Gender Bending
Ugh, I was in tears today. This morning as I was helping Liam get ready for preschool, I was brushing his hair. He asked for a ponytail. I was so excited. The girl/boy gender divisions that have been rearing their ugly heads lately. He’s been saying things like, “Mommy, girls and mommies can’t be firefighters (or construction workers or whatever)” Argh! And this is after Mommy changes every single male reference in firefighting/construction books to female. I knew the external influences would burst my little protective bubble eventually, but it’s still so sad. Anyway, I was so glad, he still wanted a ponytail.
But at preschool, as soon as he ripped off his hat in his excitement to play with the bulldozer in the construction zone at preschool, a precocious young girl in his class, yelled derisively, “Look,” as she pointed her finger at Liam, “Liam’s a girl today. Ha ha ha.” I wanted to run over and, well, I should stop before I incriminate myself, but I just felt so sad on so many levels. I tried talking to Liam and the girl, who was surrounded by three other girls at the craft table – it’s an incredibly gender segregated (by choice?) place as it is. I said that both girls and boys wear ponytail. I could tell Liam was affected. Then three boys playing in the firefighting/construction zone came up and said, “Look, Liam’s wearing a ponytail.” I tried talking to them (attempted to be nondefensive) that lots of boys wear ponytails, like Liam’s dad. Sigh.
Of course, this was just after having an intense but supportive meeting on Wednesday about Liam’s “IEP” – that’s jargon for getting together Liam’s therapists and teachers (and the head of his school, which was nice) to talk about expanding services for him. He’s having social challenges at school already and then this happens. I’m sure it happens every day for kids, but it was still so tough to hear that today.
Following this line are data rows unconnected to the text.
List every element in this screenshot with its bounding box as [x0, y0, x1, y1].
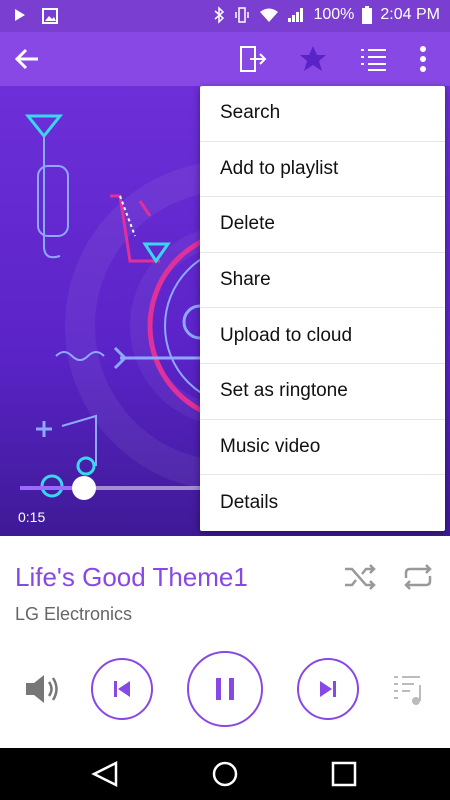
- overflow-menu: Search Add to playlist Delete Share Uplo…: [200, 86, 445, 531]
- volume-icon[interactable]: [22, 671, 62, 707]
- nav-home-icon[interactable]: [209, 760, 241, 788]
- vibrate-icon: [235, 7, 250, 23]
- wifi-icon: [260, 8, 279, 22]
- previous-icon: [114, 681, 130, 697]
- toolbar: [0, 32, 450, 86]
- menu-item-set-as-ringtone[interactable]: Set as ringtone: [200, 364, 445, 420]
- nav-recents-icon[interactable]: [328, 760, 360, 788]
- nav-back-icon[interactable]: [90, 760, 122, 788]
- track-title: Life's Good Theme1: [15, 562, 248, 592]
- status-right: 100% 2:04 PM: [213, 6, 440, 24]
- next-icon: [320, 681, 336, 697]
- elapsed-time: 0:15: [18, 509, 46, 525]
- status-bar: 100% 2:04 PM: [0, 0, 450, 32]
- signal-icon: [288, 8, 304, 22]
- exit-icon[interactable]: [238, 44, 268, 74]
- back-arrow-icon[interactable]: [12, 44, 42, 74]
- menu-item-upload-to-cloud[interactable]: Upload to cloud: [200, 308, 445, 364]
- pause-icon: [216, 678, 234, 700]
- track-artist: LG Electronics: [15, 604, 133, 624]
- menu-item-delete[interactable]: Delete: [200, 197, 445, 253]
- previous-button[interactable]: [91, 658, 153, 720]
- menu-item-music-video[interactable]: Music video: [200, 420, 445, 476]
- status-left-icons: [14, 8, 58, 24]
- seek-bar[interactable]: [20, 476, 210, 500]
- playback-controls: [0, 651, 450, 731]
- menu-item-share[interactable]: Share: [200, 253, 445, 309]
- image-status-icon: [42, 8, 58, 24]
- lyrics-icon[interactable]: [390, 669, 430, 709]
- battery-percent: 100%: [313, 6, 355, 23]
- shuffle-icon[interactable]: [342, 562, 378, 592]
- menu-item-add-to-playlist[interactable]: Add to playlist: [200, 142, 445, 198]
- seek-thumb[interactable]: [72, 476, 96, 500]
- menu-item-search[interactable]: Search: [200, 86, 445, 142]
- pause-button[interactable]: [187, 651, 263, 727]
- clock: 2:04 PM: [380, 6, 440, 23]
- menu-item-details[interactable]: Details: [200, 475, 445, 531]
- bluetooth-icon: [214, 6, 225, 24]
- battery-icon: [362, 6, 373, 24]
- play-status-icon: [15, 9, 25, 21]
- now-playing-panel: Life's Good Theme1 LG Electronics: [0, 536, 450, 748]
- more-options-icon[interactable]: [408, 44, 438, 74]
- next-button[interactable]: [297, 658, 359, 720]
- playlist-icon[interactable]: [358, 44, 388, 74]
- favorite-star-icon[interactable]: [298, 44, 328, 74]
- navigation-bar: [0, 748, 450, 800]
- repeat-icon[interactable]: [400, 562, 436, 592]
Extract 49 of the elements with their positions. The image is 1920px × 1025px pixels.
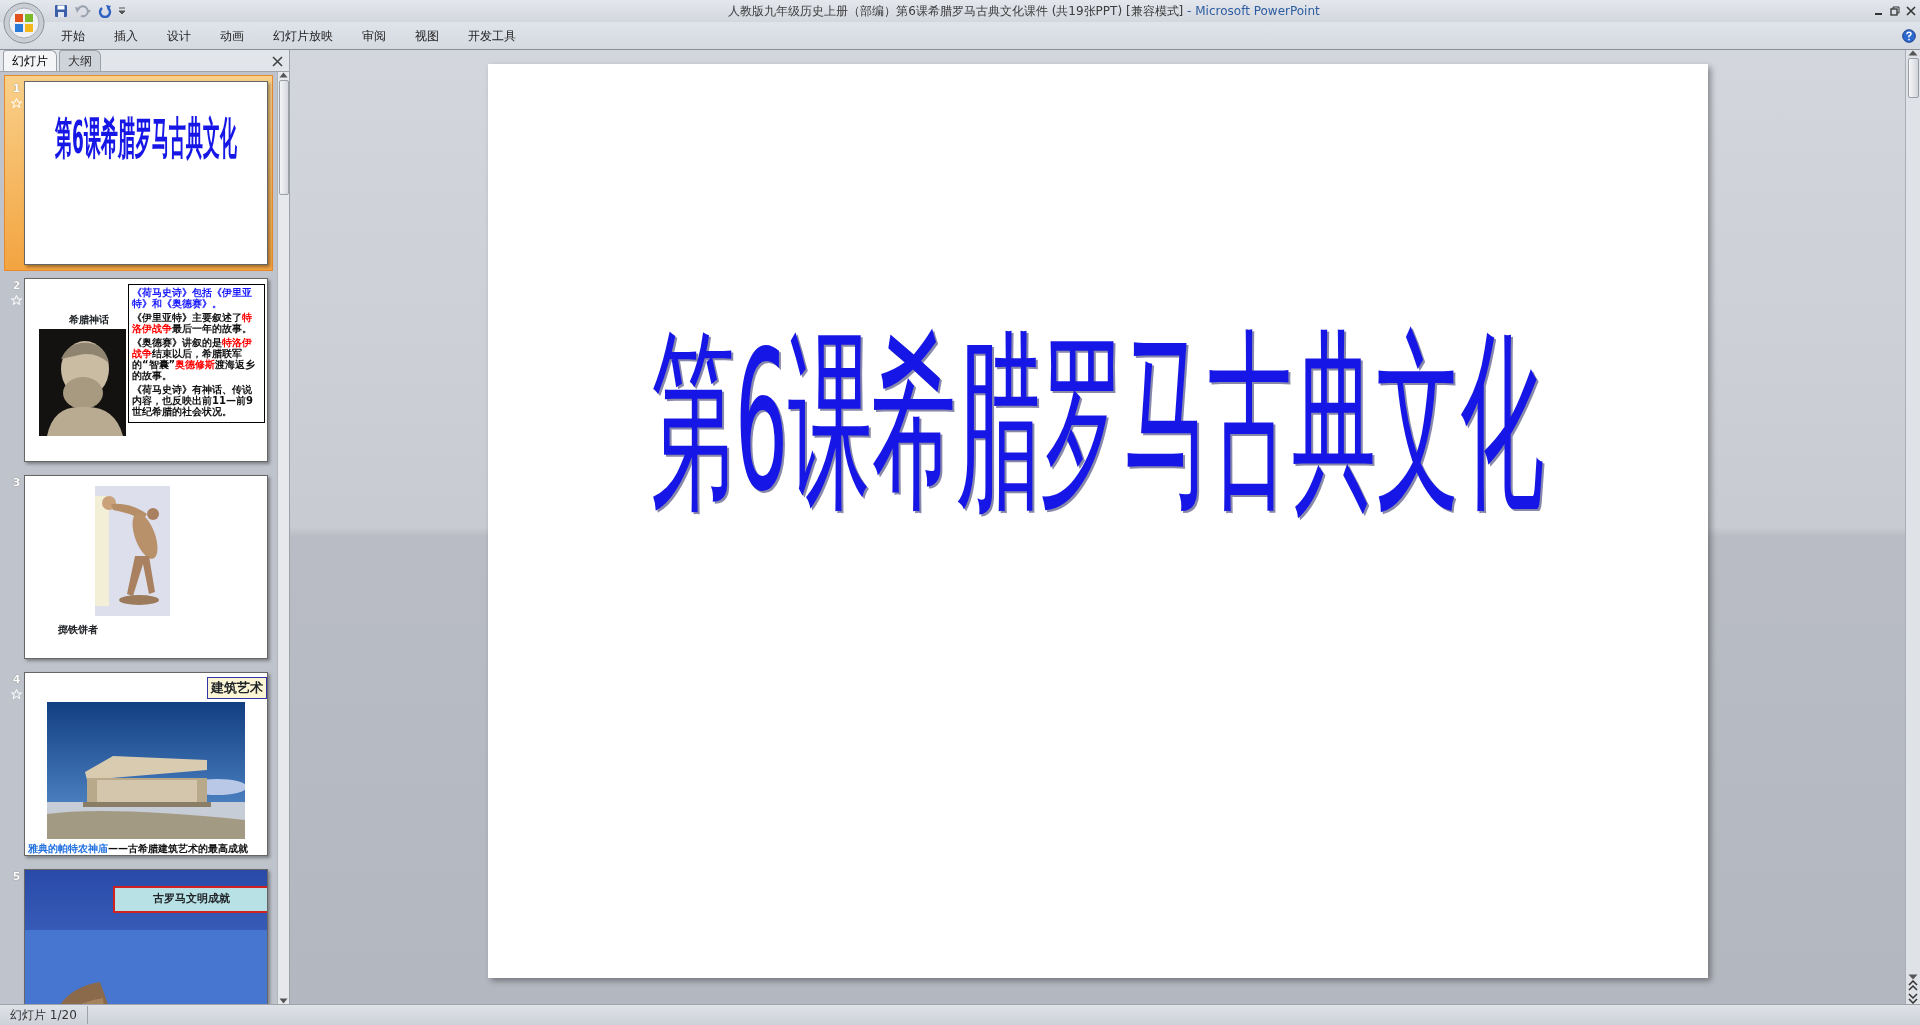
slide-number: 4 xyxy=(12,672,21,688)
slide-thumbnail-item[interactable]: 2 希腊神话 《荷马史诗》包括《伊里亚特》和《奥德赛》。 《伊里亚特》主要叙述了特洛伊战争最后一年的故事。 《奥德赛》讲叙的是特洛伊战争结束以后，希腊联军的“智囊”奥德修斯渡海返乡的故事。 《荷马史诗》有神话、传说内容，也反映出前11—前9世纪希腊的社会状况。 xyxy=(4,272,274,468)
slide-thumbnail-item[interactable]: 3 掷铁饼者 xyxy=(4,469,274,665)
panel-tab[interactable]: 幻灯片 xyxy=(3,50,57,71)
help-icon[interactable] xyxy=(1902,28,1916,43)
slide-heading: 建筑艺术 xyxy=(207,677,268,699)
slide-thumbnail-item[interactable]: 5 古罗马文明成就 xyxy=(4,863,274,1004)
ribbon-tab[interactable]: 幻灯片放映 xyxy=(258,26,347,45)
scroll-down-arrow-icon[interactable] xyxy=(279,998,288,1004)
customize-caret-icon[interactable] xyxy=(118,7,126,15)
slide-heading: 古罗马文明成就 xyxy=(113,886,268,913)
slide-number: 3 xyxy=(12,475,21,491)
ribbon-tab[interactable]: 视图 xyxy=(400,26,453,45)
slide-number: 5 xyxy=(12,869,21,885)
ribbon-tab[interactable]: 插入 xyxy=(99,26,152,45)
paragraph-text: 《荷马史诗》包括《伊里亚特》和《奥德赛》。 xyxy=(132,287,254,309)
ribbon-tab[interactable]: 审阅 xyxy=(347,26,400,45)
slide-caption: 掷铁饼者 xyxy=(58,623,99,637)
slide-number: 1 xyxy=(12,81,21,97)
next-slide-icon[interactable] xyxy=(1908,992,1918,1004)
slide-number: 2 xyxy=(12,278,21,294)
previous-slide-icon[interactable] xyxy=(1908,980,1918,992)
ribbon-tab[interactable]: 开发工具 xyxy=(453,26,530,45)
ribbon-tab[interactable]: 设计 xyxy=(152,26,205,45)
scroll-up-arrow-icon[interactable] xyxy=(279,72,288,78)
paragraph-text: 《伊里亚特》主要叙述了特洛伊战争最后一年的故事。 xyxy=(132,312,254,334)
scrollbar-thumb[interactable] xyxy=(278,80,289,195)
restore-button[interactable] xyxy=(1890,6,1900,16)
panel-tab[interactable]: 大纲 xyxy=(59,50,101,71)
slide-thumbnail-item[interactable]: 4 建筑艺术 雅典的帕特农神庙——古希腊建筑艺术的最高成就 xyxy=(4,666,274,862)
scrollbar-thumb[interactable] xyxy=(1907,58,1919,98)
scroll-up-arrow-icon[interactable] xyxy=(1908,50,1918,56)
paragraph-text: 《荷马史诗》有神话、传说内容，也反映出前11—前9世纪希腊的社会状况。 xyxy=(132,384,254,417)
slide-thumbnail-item[interactable]: 1 第6课希腊罗马古典文化 xyxy=(4,75,274,271)
slide-count-text: 幻灯片 1/20 xyxy=(0,1006,88,1024)
ribbon-tab[interactable]: 开始 xyxy=(46,26,99,45)
slide-title: 第6课希腊罗马古典文化 xyxy=(649,307,1546,536)
scroll-down-arrow-icon[interactable] xyxy=(1908,974,1918,980)
close-icon[interactable] xyxy=(272,56,283,67)
window-title: 人教版九年级历史上册（部编）第6课希腊罗马古典文化课件 (共19张PPT) [兼容模式] - Microsoft PowerPoint xyxy=(727,3,1321,20)
ribbon-tab[interactable]: 动画 xyxy=(205,26,258,45)
redo-icon[interactable] xyxy=(98,4,112,18)
office-button[interactable] xyxy=(2,1,46,45)
save-icon[interactable] xyxy=(54,4,68,18)
close-icon[interactable] xyxy=(1906,6,1916,16)
slide-caption: 雅典的帕特农神庙——古希腊建筑艺术的最高成就 xyxy=(28,842,249,855)
slide-title: 第6课希腊罗马古典文化 xyxy=(55,116,237,161)
slide-caption: 希腊神话 xyxy=(69,313,110,327)
paragraph-text: 《奥德赛》讲叙的是特洛伊战争结束以后，希腊联军的“智囊”奥德修斯渡海返乡的故事。 xyxy=(132,337,257,381)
At this particular meeting, though, I felt really good about the team who “gets” him – oodles better than the pathetic Oakland system. And they helped address a disagreement that Chris and I had about how to talk to him about his therapy – I can tell that he gets frustrated when he can’t do things that other kids can and wanted to honor that while Chris didn’t want to draw attention to their differences. They helped us to think about dealing in the moment when he’s frustrated.
On a nicer kid point – Liam and Kalian were uber cute last night helping to make Daddy’s birthday cake. I have no idea what went into the batter – Kalian’s drool, butter that she had taken a big bite out of. Flour was everywhere, but Liam had a blast using the electric mixer and licking the bowl – literally – putting his whole head into it.
Today, Liam said, “Daddy how old are you? Are you old or are you regular?”